Yes, they will have unique skills and even knowledge.
Now, with that said...
Transcended people may reach standards faster than us. And in time they may reach a very similar mindset and even similar skills. But their individual base will always be there, otherwise they aren't different individuals any more, and just components of a bigger single entity. I will elaborate.
We interact with the computers in a very isolated way. We have to move our bodies to operate some kind of input device, and a complex system of layers of hardware and software is required in the middle.
I believe that digitized people still require some level of isolation to prevent malfunctioning and data corruption. So there will be some kind of software driver and probably sandboxing. For example, those people brains are already educated to do something with the signals coming from their senses. The most efficient way is to translate everything to visual, audio, tact, so they can use what they already know. In a sense, they are still isolated, as they accept inputs in fixed formats.
Can they evolve from their biological emulated starting point and begin accept other formats? Probably. But for the current state of their synapses to be useful, you have to emulate senses at least at the beginning. The being can then evolve from there. If your setting already provided the time required for such evolution, then it is believable. You don't have biological beings, but that alone doesn't guarantee there was enough time to digital evolution. Adjust the details for the outcome you want.
When you transcend, what you upload is an image of the current state of your neurons synapses. This allows you to retain everything, knowledge, personality, etc. Or better said, this implies that you get everything, except that your civ knows the brain better than us, better enough to be selective about what they get.
It is not only safer to not be selective but the person going immortal will probably prefer to retain everything. The biological beings that perfected the procedure probably wanted things that way.
The best structure known to store that is an artificial neural network. What is it? Just image a matrix of numbers, representing your neurons weights, and a set mathematical function that rules how a signal propagates through the network and modifies the weights during training, or produces an output.
The beauty of this, is that to learn something new, you don't need to modify the network shape, you just need to expose the network to new stimuli and let the weights adapt.
Different network designs may have different potential, like be able to be connected to different inputs (the senses). To map a human brain those people need to have an advanced understanding of this, superior than the one we have now. Human synapses probably requires a very specific network design.
Now, that's only a simplified approximation. To map a real human weights into a computer there are a series of challenges.
Challenges:
Precision: Can a vector of float/double/1024bits_floating_point_data_type_from_future, represents correctly what we have up there? Or the result is a ugly approximation? At which precision it is cost efficient to backup our synapses in a digital format?
Because you may have all the quantum bits based storage you want, but I can be super mean and fill it with a single BMP (version 4986 from future) file containing a photo of my cat saved with an absurdly high pixel precision, and absurdly high resolution, just to full your storage device.
Artificial neurons aren't neurons: but at the time Andromeda and Milky Way merged people, if still around, probably have some kind of technological solution. Better artificial neurons, maybe besting the biological ones. I can't imagine how biological ones may have evolved by that time. If those people are doing this, then they are beyond any moral war about using our intellect to decide our evolution. So biological ones may be a thing themselves too.
Extra considerations:
The perfect robots are probably... humans. They can use tools, and come with a very debugged firmware that guarantees a natural predisposition to survival and reproduction. When going digital, are we getting a good deal? Only relevant, of course, if they had a choice.
Why retain individuality? Except that your civ knowledge is complete, and I believe that just can't be, there isn't absolute answers for everything. So you will need to roll a die sooner or later.
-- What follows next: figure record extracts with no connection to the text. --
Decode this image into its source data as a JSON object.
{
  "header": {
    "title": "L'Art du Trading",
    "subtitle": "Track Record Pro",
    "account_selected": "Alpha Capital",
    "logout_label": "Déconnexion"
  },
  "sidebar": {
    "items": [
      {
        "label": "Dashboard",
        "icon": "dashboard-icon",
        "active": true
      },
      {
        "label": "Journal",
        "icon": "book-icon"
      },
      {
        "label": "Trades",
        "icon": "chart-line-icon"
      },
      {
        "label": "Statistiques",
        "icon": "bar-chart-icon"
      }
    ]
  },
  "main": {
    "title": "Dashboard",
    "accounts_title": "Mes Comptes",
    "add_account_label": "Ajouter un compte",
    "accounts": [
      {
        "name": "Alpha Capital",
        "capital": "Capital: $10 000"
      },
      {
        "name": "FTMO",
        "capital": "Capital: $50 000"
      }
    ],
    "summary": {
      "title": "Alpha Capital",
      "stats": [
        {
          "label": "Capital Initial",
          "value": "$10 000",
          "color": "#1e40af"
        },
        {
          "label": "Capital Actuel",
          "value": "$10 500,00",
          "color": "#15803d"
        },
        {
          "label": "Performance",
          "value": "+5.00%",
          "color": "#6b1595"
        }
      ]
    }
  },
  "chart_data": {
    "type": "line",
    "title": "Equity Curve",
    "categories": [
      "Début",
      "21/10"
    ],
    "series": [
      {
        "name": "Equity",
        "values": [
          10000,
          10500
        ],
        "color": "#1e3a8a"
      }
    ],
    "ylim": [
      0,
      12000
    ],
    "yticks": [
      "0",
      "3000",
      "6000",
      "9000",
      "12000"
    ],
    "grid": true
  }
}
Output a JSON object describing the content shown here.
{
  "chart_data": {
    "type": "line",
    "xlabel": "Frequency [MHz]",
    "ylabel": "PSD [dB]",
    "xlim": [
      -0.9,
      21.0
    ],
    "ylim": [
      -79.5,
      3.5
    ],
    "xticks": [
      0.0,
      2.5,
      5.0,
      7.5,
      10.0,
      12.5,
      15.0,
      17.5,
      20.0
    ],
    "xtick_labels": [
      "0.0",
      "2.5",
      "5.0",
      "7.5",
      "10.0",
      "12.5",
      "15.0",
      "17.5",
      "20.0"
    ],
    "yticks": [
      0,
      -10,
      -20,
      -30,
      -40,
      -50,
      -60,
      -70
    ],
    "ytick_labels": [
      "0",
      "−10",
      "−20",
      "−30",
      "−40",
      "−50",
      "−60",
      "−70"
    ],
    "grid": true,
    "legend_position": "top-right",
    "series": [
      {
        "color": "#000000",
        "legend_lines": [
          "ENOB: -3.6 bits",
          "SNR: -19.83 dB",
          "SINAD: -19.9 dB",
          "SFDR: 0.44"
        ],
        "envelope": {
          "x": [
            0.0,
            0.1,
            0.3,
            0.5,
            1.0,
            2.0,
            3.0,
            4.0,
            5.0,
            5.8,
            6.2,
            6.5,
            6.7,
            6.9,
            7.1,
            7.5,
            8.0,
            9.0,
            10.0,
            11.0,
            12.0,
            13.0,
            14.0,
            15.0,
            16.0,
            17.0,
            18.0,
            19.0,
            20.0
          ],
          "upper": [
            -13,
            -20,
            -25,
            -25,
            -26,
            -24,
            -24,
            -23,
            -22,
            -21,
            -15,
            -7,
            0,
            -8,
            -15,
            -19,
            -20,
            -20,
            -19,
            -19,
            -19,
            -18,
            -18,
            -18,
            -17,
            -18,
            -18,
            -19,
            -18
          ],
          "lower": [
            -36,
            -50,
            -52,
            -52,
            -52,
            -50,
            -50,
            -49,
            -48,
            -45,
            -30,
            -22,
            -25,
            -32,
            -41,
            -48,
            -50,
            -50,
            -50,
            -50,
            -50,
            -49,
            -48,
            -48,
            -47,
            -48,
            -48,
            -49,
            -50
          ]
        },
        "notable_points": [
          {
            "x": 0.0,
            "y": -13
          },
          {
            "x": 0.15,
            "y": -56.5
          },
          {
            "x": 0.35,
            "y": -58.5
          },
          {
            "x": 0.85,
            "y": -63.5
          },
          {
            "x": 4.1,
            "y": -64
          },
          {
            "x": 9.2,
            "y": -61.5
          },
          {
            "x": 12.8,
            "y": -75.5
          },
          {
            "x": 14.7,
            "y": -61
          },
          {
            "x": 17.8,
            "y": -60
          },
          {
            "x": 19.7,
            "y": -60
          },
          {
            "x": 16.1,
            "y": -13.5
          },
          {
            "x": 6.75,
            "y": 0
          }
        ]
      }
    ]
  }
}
And if your civ is with me in this, they like individuality, and that implies different skillsets, and creative ways to use those skills. Two astronauts with the same training may take different decisions given the same situation, and both may be right or wrong at the same time. One may decide to repair the ship, the other has the same skills, but facing the same situation decides to abandon the ship. And both may survive.
Your knowledge VS shared knowledge: our transcended people are past the mechanical layer and can access the Internet faster. But for safety they are still isolated. Their own knowledge (and personality and etc) is the one encoded in their synapses (or virtual emulated synapses), the shared knowledge exists in... HTMLv1024? records in the... Internetv2048? And still need to be accessed and understood. And each individual, digital or not, will understand the records differently.
Of course, digital people can simulate hypothetical situations faster than us. They use faster the same tools (referring to software at least), and they can use some tools made specifically for them, once evolved as digital beings. So standards on everything may be reached faster.
Digital people may decide to abandon individuality. People are different, so some may do that. Will this kind obsolete the other? Not necessarily. They may even be inferior in a lot of ways.
Digital people may be very fragile. Better that your hardware is super robust. Resistant to radiation, lighting and who knows what. They need to be aware that there is a physical universe out there and have efficient tools that they can operate to continue improving and repairing existing hardware.